Recently, I found an open letter from a prostituted woman to the wives of her punters. She wrote scornfully that of course every woman reading this would think that she couldn’t be meant and how unrealistic this is in reality, as measured by the number of her married punters. And then she started listing the arguments as to why we as wives or partners benefitted by accepting and valuing her “work“, because in comparison to a loved partner, she doesn’t want our husbands, doesn’t even really to have sex with them, and therefore she wasn’t a danger to us, as though she was only a petty evil we have to accept because that’s how men are. No wonder, this image of men is devaluating. This woman doesn’t recognise, maybe because she never experienced it directly, that fraud, secrecy, treason, and looking at women as pure sex objects – dehumanisation – is the real problem. Because of it, mutual respect, trust, and real intimacy, become impossible, and so prostitution has destructive effects on the base of a true partnership. It’s different if the man has an affair with a “real” woman, a “real” person with real feelings. Surely, this is extremely painful for the partner, but it doesn’t destroy our value system and a human’s capability of loving completely.
I call us shadow women, because we stand in the shadow of this system.

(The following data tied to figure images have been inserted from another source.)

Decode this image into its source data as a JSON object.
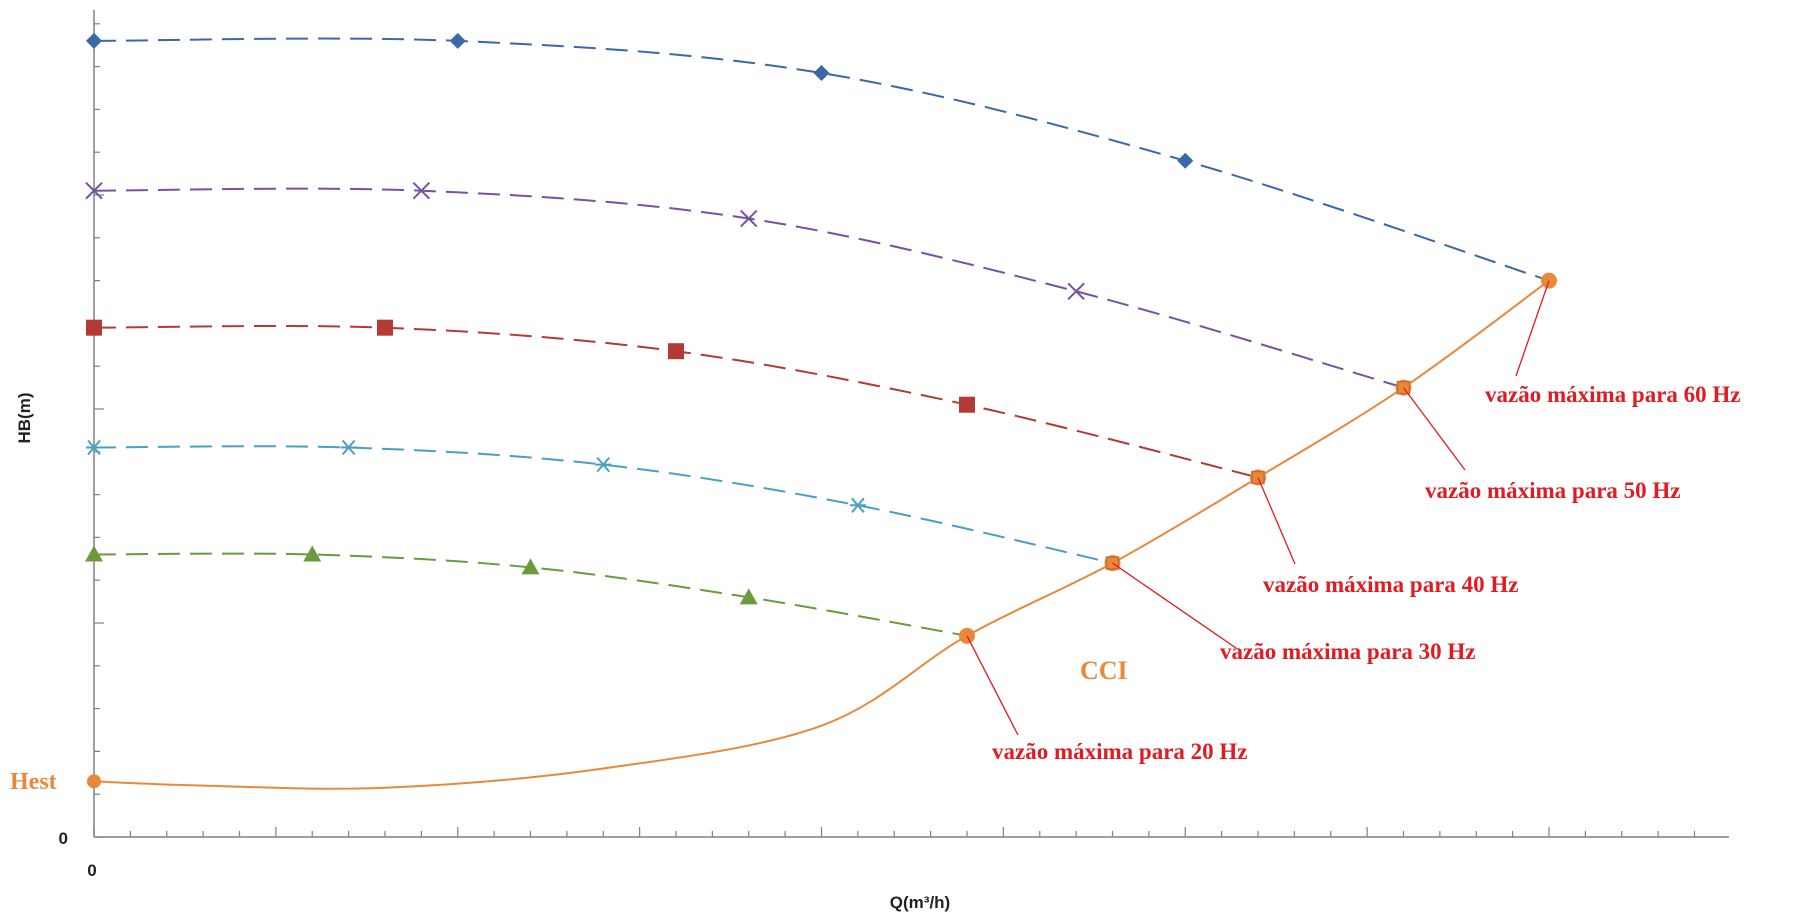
{
  "chart_data": {
    "type": "line",
    "xlabel": "Q(m³/h)",
    "ylabel": "HB(m)",
    "x_origin_label": "0",
    "y_origin_label": "0",
    "xlim": [
      0,
      9
    ],
    "ylim": [
      0,
      20.9
    ],
    "grid": false,
    "legend": "none",
    "series": [
      {
        "key": "60hz",
        "marker": "diamond",
        "color": "#3b68a8",
        "points": [
          [
            0,
            18.6
          ],
          [
            2,
            18.6
          ],
          [
            4,
            17.85
          ],
          [
            6,
            15.8
          ],
          [
            8,
            13.0
          ]
        ]
      },
      {
        "key": "50hz",
        "marker": "x",
        "color": "#7752a3",
        "points": [
          [
            0,
            15.1
          ],
          [
            1.8,
            15.1
          ],
          [
            3.6,
            14.45
          ],
          [
            5.4,
            12.75
          ],
          [
            7.2,
            10.5
          ]
        ]
      },
      {
        "key": "40hz",
        "marker": "square",
        "color": "#b33a35",
        "points": [
          [
            0,
            11.9
          ],
          [
            1.6,
            11.9
          ],
          [
            3.2,
            11.35
          ],
          [
            4.8,
            10.1
          ],
          [
            6.4,
            8.4
          ]
        ]
      },
      {
        "key": "30hz",
        "marker": "asterisk",
        "color": "#4b9fc2",
        "points": [
          [
            0,
            9.1
          ],
          [
            1.4,
            9.1
          ],
          [
            2.8,
            8.7
          ],
          [
            4.2,
            7.75
          ],
          [
            5.6,
            6.4
          ]
        ]
      },
      {
        "key": "20hz",
        "marker": "triangle",
        "color": "#6b9b3d",
        "points": [
          [
            0,
            6.6
          ],
          [
            1.2,
            6.6
          ],
          [
            2.4,
            6.3
          ],
          [
            3.6,
            5.6
          ],
          [
            4.8,
            4.7
          ]
        ]
      }
    ],
    "system_curve": {
      "label": "CCI",
      "color": "#e8893a",
      "points": [
        [
          0,
          1.3
        ],
        [
          0.6,
          1.2
        ],
        [
          1.6,
          1.15
        ],
        [
          2.8,
          1.6
        ],
        [
          4,
          2.6
        ],
        [
          4.8,
          4.7
        ],
        [
          5.6,
          6.4
        ],
        [
          6.4,
          8.4
        ],
        [
          7.2,
          10.5
        ],
        [
          8,
          13.0
        ]
      ]
    },
    "hest_label": "Hest",
    "annotations": [
      {
        "key": "max60",
        "text": "vazão máxima para 60 Hz",
        "point": [
          8,
          13.0
        ]
      },
      {
        "key": "max50",
        "text": "vazão máxima para 50 Hz",
        "point": [
          7.2,
          10.5
        ]
      },
      {
        "key": "max40",
        "text": "vazão máxima para 40 Hz",
        "point": [
          6.4,
          8.4
        ]
      },
      {
        "key": "max30",
        "text": "vazão máxima para 30 Hz",
        "point": [
          5.6,
          6.4
        ]
      },
      {
        "key": "max20",
        "text": "vazão máxima para 20 Hz",
        "point": [
          4.8,
          4.7
        ]
      }
    ],
    "annotation_color": "#e11b22"
  }
}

We have no choice, we didn’t pick it out, and we don’t have a voice in the whole discussion about prostitution. One reason is that a majority of women hopes never to have to be concerned about this, and the other reason is that those who know it have a very real fear of being shamed and attacked as soon as they speak out about it. This is an unbearable thought when taking into account the massively traumatising experiences due to the long-time fraud, betrayal, and misuse of wives and partners, and according to the desolate psychological condition resulting from it. Nowadays it is more acceptable to come out as a prostitute and to engage in prostitution as a job than it is to be the betrayed wife or partner. And that’s a characteristic assignment of traumatising too: humiliation and placing the shame on the victim.
Thank you very much for the conversation!